The patient is a 67 year old gentleman who presented with macroscopic hematuria. Cystoscopy revealed a large, friable bladder tumor that occupied the entire left wall of the bladder. Transurethral resection showed a high grade malignant neoplasm consisting of large, uniform cells with scant cytoplasm. The nuclei contained fine, evenly distributed chromatin. Nucleoli were not obvious. Abundant apoptotic (necrotic) debris was present. Mitotic figures were numerous (99 per 10 HPFs). The morphologic features are that of a large cell neuroendocrine carcinoma.

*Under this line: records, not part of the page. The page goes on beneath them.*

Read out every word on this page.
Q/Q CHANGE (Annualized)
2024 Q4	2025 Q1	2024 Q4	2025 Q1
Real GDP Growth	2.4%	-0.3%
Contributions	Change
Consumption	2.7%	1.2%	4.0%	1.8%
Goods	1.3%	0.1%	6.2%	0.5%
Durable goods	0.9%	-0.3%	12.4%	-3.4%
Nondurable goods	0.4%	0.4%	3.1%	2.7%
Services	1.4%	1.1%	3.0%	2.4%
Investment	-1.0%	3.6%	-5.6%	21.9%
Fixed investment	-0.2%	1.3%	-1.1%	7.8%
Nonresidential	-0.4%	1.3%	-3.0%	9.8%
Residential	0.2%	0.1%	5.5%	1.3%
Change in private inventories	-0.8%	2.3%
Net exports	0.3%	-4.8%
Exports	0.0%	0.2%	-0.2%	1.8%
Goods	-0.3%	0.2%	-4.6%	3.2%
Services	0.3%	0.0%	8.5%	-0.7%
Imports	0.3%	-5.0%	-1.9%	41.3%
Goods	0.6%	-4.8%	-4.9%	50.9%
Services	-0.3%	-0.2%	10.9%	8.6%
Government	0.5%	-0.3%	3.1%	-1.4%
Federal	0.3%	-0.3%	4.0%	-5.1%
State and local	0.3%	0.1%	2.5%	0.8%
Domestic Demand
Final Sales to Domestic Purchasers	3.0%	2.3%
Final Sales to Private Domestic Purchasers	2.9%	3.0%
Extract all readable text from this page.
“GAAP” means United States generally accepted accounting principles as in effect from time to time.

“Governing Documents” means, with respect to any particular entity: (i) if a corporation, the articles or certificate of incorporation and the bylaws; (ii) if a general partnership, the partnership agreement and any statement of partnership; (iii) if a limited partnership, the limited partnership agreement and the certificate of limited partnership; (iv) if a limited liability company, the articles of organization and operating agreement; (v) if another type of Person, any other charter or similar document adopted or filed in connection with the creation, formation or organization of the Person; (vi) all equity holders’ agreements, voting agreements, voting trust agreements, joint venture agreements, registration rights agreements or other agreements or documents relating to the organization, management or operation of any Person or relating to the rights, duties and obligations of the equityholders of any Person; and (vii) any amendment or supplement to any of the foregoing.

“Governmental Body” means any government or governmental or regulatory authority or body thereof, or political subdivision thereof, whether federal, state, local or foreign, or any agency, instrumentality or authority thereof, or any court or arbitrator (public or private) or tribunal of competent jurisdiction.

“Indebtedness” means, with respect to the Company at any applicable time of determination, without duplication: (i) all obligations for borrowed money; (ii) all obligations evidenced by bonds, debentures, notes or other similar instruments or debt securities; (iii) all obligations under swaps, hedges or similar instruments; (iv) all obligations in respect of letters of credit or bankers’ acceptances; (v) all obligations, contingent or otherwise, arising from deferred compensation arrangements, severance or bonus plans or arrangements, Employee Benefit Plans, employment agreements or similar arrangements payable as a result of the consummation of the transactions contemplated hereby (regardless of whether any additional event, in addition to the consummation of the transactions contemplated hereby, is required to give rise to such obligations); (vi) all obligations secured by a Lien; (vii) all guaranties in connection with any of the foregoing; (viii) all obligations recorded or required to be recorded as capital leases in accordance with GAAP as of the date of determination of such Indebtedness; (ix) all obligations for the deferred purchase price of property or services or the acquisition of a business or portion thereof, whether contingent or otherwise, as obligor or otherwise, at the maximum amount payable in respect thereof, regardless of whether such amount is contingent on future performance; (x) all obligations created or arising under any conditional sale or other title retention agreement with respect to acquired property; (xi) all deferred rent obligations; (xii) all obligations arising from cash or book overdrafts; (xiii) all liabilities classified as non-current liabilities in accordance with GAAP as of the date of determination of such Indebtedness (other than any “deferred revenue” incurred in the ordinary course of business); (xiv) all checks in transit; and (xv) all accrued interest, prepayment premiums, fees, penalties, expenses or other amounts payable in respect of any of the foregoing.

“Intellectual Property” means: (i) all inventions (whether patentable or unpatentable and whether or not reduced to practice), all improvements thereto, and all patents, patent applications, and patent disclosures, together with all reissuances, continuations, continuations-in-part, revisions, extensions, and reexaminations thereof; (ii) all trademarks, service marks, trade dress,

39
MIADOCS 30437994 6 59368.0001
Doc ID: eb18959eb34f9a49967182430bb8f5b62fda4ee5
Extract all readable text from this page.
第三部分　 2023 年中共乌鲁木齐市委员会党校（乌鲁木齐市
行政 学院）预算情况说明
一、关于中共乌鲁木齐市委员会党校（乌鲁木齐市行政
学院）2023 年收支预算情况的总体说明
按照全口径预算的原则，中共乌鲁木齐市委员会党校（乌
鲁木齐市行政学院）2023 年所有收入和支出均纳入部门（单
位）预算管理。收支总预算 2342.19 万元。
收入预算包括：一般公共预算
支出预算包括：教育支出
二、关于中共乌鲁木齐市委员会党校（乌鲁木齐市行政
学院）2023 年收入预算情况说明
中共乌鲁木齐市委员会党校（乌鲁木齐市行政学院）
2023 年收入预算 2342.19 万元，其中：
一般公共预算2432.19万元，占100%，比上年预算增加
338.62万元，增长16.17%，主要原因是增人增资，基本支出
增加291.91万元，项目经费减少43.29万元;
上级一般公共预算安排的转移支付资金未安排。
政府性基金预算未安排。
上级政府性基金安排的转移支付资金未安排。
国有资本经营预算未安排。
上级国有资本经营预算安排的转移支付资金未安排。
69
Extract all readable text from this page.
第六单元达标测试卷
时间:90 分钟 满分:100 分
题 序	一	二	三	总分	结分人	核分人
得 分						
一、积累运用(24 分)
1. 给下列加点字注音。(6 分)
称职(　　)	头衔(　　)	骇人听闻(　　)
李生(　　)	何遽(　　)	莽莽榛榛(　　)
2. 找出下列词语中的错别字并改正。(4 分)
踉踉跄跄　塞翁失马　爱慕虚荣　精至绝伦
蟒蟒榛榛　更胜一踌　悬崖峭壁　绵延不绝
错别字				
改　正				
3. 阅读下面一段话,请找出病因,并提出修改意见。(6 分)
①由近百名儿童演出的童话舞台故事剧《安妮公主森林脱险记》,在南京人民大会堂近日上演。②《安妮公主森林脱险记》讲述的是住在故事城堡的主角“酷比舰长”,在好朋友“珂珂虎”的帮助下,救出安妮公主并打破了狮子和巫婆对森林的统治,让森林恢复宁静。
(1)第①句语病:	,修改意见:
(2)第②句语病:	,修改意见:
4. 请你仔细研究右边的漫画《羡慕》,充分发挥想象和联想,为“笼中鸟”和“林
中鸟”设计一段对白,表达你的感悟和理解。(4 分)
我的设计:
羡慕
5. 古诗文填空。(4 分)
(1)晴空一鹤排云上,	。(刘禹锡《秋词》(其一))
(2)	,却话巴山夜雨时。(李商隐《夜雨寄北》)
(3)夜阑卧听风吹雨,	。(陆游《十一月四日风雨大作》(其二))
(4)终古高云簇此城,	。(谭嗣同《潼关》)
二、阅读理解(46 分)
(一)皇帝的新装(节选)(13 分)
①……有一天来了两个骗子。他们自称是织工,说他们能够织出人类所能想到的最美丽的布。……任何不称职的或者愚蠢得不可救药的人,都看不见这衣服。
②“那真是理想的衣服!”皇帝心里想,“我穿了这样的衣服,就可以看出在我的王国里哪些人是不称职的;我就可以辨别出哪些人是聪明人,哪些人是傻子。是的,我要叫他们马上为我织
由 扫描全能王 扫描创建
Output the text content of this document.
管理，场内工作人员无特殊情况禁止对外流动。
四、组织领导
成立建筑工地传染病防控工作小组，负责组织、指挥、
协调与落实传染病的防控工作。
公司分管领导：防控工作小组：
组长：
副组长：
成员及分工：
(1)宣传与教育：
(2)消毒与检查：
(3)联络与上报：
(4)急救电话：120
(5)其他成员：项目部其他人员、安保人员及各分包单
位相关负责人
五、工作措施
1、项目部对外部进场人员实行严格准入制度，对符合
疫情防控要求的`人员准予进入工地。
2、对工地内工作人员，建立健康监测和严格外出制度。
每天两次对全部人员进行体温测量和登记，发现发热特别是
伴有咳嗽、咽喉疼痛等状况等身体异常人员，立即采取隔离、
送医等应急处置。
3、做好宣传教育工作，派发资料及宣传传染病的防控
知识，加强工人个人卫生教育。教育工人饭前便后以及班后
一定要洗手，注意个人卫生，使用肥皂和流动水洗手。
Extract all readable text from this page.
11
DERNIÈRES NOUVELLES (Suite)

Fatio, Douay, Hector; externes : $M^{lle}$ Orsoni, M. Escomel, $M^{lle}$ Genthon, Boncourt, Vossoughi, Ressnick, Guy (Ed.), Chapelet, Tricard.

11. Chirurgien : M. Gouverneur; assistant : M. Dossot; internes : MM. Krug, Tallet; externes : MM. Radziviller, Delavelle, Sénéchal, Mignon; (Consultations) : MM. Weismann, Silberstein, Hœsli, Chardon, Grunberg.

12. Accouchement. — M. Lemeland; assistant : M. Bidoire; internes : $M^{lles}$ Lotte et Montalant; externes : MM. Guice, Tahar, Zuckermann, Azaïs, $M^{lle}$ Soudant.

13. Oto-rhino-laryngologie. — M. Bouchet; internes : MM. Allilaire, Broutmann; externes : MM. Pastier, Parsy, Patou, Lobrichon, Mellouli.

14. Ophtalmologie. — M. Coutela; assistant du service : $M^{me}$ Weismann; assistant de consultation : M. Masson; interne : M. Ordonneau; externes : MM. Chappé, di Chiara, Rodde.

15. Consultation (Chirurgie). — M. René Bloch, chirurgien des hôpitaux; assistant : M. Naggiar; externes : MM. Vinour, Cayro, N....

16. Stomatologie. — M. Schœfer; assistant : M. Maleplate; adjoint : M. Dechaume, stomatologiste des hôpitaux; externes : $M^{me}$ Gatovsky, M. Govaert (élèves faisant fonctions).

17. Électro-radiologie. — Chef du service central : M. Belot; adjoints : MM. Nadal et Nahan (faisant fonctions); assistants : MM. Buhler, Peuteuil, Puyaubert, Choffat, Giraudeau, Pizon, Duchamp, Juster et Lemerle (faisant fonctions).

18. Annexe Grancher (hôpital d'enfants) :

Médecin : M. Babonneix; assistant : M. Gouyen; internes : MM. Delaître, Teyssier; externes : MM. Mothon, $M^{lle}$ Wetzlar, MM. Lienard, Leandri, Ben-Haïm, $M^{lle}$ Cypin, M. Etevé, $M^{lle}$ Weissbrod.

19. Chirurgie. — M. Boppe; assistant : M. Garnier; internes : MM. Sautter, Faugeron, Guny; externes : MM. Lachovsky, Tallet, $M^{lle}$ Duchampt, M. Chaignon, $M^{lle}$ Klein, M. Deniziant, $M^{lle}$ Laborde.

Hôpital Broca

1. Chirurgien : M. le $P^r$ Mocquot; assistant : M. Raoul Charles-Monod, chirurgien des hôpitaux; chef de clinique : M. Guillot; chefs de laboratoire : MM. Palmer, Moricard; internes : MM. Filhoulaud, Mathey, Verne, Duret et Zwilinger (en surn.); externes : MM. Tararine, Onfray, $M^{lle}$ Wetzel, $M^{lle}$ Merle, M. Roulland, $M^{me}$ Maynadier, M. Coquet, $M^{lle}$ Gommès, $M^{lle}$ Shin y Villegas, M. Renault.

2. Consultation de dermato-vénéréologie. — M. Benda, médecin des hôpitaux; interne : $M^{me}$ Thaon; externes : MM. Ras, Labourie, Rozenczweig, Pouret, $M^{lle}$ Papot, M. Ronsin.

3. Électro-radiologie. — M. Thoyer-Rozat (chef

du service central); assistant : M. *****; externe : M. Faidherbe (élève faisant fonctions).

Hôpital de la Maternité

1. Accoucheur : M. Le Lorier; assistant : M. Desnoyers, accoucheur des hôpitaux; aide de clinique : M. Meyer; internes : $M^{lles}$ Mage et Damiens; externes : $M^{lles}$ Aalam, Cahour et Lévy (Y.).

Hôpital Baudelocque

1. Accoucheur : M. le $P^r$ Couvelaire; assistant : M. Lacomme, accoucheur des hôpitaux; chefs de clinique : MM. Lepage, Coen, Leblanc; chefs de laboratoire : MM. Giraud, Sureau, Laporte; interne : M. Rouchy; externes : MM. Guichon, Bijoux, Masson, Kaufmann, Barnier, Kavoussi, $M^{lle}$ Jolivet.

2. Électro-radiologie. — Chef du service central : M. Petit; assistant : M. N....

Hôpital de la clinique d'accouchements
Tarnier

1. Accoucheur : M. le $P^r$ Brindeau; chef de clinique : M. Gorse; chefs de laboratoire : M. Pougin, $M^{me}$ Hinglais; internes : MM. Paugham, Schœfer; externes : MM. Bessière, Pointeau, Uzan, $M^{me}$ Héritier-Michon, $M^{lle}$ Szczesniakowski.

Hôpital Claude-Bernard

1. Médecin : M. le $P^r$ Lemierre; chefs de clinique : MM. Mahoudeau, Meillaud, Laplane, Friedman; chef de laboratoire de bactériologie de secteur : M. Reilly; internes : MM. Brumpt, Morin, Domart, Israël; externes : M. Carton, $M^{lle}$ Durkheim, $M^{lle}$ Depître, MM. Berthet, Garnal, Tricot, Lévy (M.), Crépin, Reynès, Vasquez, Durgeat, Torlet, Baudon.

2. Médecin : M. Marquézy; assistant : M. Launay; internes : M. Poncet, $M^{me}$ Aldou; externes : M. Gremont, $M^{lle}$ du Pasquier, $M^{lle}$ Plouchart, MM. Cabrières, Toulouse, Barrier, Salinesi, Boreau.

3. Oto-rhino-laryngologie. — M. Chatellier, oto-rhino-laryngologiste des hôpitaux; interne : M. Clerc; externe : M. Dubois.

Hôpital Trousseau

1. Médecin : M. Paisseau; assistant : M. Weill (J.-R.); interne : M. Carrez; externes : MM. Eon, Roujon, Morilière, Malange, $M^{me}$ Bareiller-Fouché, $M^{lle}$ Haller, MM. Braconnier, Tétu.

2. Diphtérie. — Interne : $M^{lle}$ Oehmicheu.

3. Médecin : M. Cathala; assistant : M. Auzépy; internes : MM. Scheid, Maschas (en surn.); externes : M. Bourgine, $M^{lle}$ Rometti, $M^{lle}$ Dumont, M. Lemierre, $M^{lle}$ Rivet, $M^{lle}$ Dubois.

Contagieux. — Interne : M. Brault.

Immunoperoxidase stains showed that the tumor was positive for cytokeratin 8/18 (Cam 5.2), chromogranin, and synaptophysin.

This phenotype supports the established diagnosis. Neuroendocrine carcinomas of the urinary bladder are relatively rare, accounting for less than 1% of all bladder carcinomas. These tumors are divided into the more indolent (typical or atypical) carcinoid tumors and the aggressive (small and large cell) neuroendocrine carcinomas. Large cell carcinoma of the bladder is an aggressive tumor that usually presents in an advanced stage. Neoadjuvant chemotherapy with a platinum regimen plus aggressive surgical approach is the usual treatment of choice.